Senator Kay Hagan confronts the burning question that could make or break her campaign

RALEIGH

Hagan says she found out "last fall" that her promise "you can keep your health coverage if you want to" was not going to hold up for everyone. That answers a key question critics have had, but it may not be enough to silence their voices.

PolitiFact called it 2013's lie of the year.

"If you have your insurance, you like your insurance, and your doctors, you keep them," said Hagan.

By the state GOP'S count, Hagan said that more than 20 times, and as recently as Friday, critics have been pressing Hagan to say when she learned the promise would not hold up.

"She's refusing to say when her promise about being able to keep your plans wasn't true," said NC GOP Chairman Claude Pope.

Two hour later, Hagan's campaign gave ABC11 the answer, last fall. In a statement, Hagan said insurance companies had three years to offer plans compliant with the Affordable Care Act, and that she did not know they kept offering plans that would be cancelled in 2014.  

She then turns the table on Republicans, charging House Speaker and primary frontrunner Thom Tillis with "not answering questions or being honest about what he would do to people's health care." That is something the North Carolina Democratic Party has been hammering Tillis on.

"The republican front-runner, Thom Tillis, is completely avoiding taking a stance on health care at all.

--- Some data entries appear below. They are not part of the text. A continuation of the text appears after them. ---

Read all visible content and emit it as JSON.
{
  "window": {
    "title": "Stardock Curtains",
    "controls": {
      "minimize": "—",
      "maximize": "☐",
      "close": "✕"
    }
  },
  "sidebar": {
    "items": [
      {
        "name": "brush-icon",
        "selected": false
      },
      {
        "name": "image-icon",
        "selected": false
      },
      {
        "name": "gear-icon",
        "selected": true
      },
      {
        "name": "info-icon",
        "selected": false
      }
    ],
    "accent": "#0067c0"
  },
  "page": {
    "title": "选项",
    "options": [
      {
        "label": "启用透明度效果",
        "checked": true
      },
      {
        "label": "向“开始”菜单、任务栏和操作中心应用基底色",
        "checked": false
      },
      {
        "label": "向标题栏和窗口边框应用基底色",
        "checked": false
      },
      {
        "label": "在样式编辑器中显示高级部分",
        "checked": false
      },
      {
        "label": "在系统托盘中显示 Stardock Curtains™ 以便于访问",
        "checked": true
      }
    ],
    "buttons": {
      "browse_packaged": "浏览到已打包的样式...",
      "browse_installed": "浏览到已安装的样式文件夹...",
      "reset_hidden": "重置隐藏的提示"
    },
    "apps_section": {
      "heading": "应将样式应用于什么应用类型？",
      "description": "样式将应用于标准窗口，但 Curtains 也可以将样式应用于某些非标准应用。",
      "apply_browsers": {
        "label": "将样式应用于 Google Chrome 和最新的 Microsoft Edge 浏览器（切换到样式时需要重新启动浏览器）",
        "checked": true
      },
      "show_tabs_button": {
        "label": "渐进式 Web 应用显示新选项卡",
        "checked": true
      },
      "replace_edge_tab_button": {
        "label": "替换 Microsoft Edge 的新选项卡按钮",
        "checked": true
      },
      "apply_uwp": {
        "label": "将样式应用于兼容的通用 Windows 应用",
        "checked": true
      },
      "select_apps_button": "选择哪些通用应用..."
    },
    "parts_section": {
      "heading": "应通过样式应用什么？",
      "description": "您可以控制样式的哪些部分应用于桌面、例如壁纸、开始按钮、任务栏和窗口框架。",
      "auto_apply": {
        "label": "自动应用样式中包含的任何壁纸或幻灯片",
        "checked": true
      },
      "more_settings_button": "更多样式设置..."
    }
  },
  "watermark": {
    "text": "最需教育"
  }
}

He's says he's for some part of it but for full repeal, it's just not clear where Thom Tillis stands," said Ben Ray, with the North Carolina Democratic Party.

Pope seemed to agree that Tillis and other Republican candidates should stake out defined positions on healthcare so voters know where they stand.

"Obamacare and health care in general is a very, very important issue and we need to hear from our Republican candidates as to what their solutions are," Pope said.

However, when it comes to Hagan, it is unlikely her answer Friday will quiet Republican critics.

"If she didn't know they were false, that's a completely different issue of not being a very good senator. Not knowing what it was before she went out to make a pitch on it," Pope said.

Senator Hagan released the following statement to ABC11: "When this law was written, we established a three-year transition period so that insurance companies had time to begin offering plans that met the requirements of the law for the 5 percent of people on the individual market. As I've made clear, I didn't know that some insurance companies would use that transition period to sell outdated plans without fully notifying consumers that they would no longer be available in 2014. But as soon as it came to my attention last fall when I heard from constituents who felt blindsided by the fact that their plans were no longer available, I immediately did something about it, signing onto a bill to let people keep their plans permanently.

"I am working to fix this bill to make it better for North Carolina, and it is Thom Tillis who is not answering questions or being honest about what he would do to people's health care. Speaker Tillis would let insurance companies discriminate against preexisting conditions, charge women more for care and make seniors pay more for prescription drugs. Speaker Tillis is misleading North Carolinians about where I stand, because he knows he can't defend his own position."